Project description:Background: Grape cultivars and wines are distinguishable by their color, flavor and aroma profiles. Omic analyses (transcripts, proteins and metabolites) are powerful tools for assessing biochemical differences in biological systems. Results: Berry skins of red- (Cabernet Sauvignon, Merlot, Pinot Noir) and white-skinned (Chardonnay, Semillon) wine grapes were harvested near optimum maturity from the same experimental vineyard and ˚Brix-to-titratable acidity ratio. Identical sample aliquots were analyzed for transcripts by grapevine whole-genome oligonucleotide microarray and RNA-seq technologies, proteins by nano-liquid chromatography-mass spectroscopy, and metabolites by gas chromatography-mass spectroscopy and liquid chromatography-mass spectroscopy. Principal components analysis of each of five Omic technologies showed similar results across cultivars in all Omic datasets. Comparison of the processed data of genes mapped in RNA-seq and microarray data revealed a strong Pearson's correlation (0.80).

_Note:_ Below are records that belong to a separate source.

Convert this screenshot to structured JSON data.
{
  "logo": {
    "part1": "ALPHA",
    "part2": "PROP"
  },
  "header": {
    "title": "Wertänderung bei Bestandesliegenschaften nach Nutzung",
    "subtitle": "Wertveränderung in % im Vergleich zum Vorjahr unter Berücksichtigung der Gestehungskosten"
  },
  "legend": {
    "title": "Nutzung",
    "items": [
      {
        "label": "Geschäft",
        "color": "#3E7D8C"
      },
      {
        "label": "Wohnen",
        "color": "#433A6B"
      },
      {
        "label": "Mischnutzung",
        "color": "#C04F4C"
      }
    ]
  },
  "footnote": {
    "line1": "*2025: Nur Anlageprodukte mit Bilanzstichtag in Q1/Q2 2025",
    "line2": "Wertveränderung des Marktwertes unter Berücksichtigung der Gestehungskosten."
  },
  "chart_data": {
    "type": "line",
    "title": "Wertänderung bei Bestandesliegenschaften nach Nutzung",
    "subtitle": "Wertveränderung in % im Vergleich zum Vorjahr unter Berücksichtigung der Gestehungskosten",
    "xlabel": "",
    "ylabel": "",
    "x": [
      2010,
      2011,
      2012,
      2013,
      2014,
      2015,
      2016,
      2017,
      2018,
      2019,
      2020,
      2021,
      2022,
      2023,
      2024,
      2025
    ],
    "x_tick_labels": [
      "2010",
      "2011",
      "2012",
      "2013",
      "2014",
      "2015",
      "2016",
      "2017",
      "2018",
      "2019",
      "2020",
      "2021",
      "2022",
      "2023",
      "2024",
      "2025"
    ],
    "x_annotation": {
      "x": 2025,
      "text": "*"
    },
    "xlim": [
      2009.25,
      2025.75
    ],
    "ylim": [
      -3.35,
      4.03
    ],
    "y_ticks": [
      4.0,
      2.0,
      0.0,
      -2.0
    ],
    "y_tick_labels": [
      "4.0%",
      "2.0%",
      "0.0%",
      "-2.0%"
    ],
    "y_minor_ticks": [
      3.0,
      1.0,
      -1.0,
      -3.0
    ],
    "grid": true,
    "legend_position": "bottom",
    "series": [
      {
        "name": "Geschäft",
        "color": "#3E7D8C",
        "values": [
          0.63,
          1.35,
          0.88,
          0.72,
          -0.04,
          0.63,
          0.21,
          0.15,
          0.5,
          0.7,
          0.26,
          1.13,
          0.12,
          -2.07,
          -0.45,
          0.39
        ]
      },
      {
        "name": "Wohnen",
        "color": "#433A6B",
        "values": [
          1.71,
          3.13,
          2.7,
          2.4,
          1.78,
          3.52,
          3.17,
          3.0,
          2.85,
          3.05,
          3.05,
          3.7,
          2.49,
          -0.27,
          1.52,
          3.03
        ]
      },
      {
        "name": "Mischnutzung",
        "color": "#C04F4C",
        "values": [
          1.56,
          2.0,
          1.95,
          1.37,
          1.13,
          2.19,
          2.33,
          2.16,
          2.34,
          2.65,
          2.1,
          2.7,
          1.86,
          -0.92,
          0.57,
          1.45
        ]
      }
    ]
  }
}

The exclusion of probesets associated with genes with potential for cross-hybridization on the microarray improved the correlation to 0.93. The overall concordance of protein with transcript data was low with a Pearson's correlation of 0.27 and 0.24 for the RNA-seq and microarray data, respectively. Integration of metabolite with protein and transcript data produced an expected model of phenylpropanoid biosynthesis, which distinguished red from white grapes, yet provided detail of individual cultivar differences. Conclusions: The five Omic technologies were consistent in distinguishing cultivar variation. There was high concordance between transcriptomic technologies, but generally protein abundance did not correlate well with transcript abundance. The integration of multiple high-throughput Omic datasets revealed complex biochemical variation amongst five cultivars of an ancient and economically important crop species. Vitis vinifera L. cv. Cabernet Sauvignon, Chardonnay, Merlot, Pinot Noir, Semillon berries were harvested from Nevada Agricultural Experiment Station Valley Road Vineyard, Reno, NV, USA. Whole-genome microarray analysis was used to assess the transcriptomic response of berry skins at harvest, approximately 24 °Brix (2011 vintage). Vines were grown under water deficit and well-watered conditions. At least two clusters harvested from non-adjacent vines were used for each of five experimental replicates.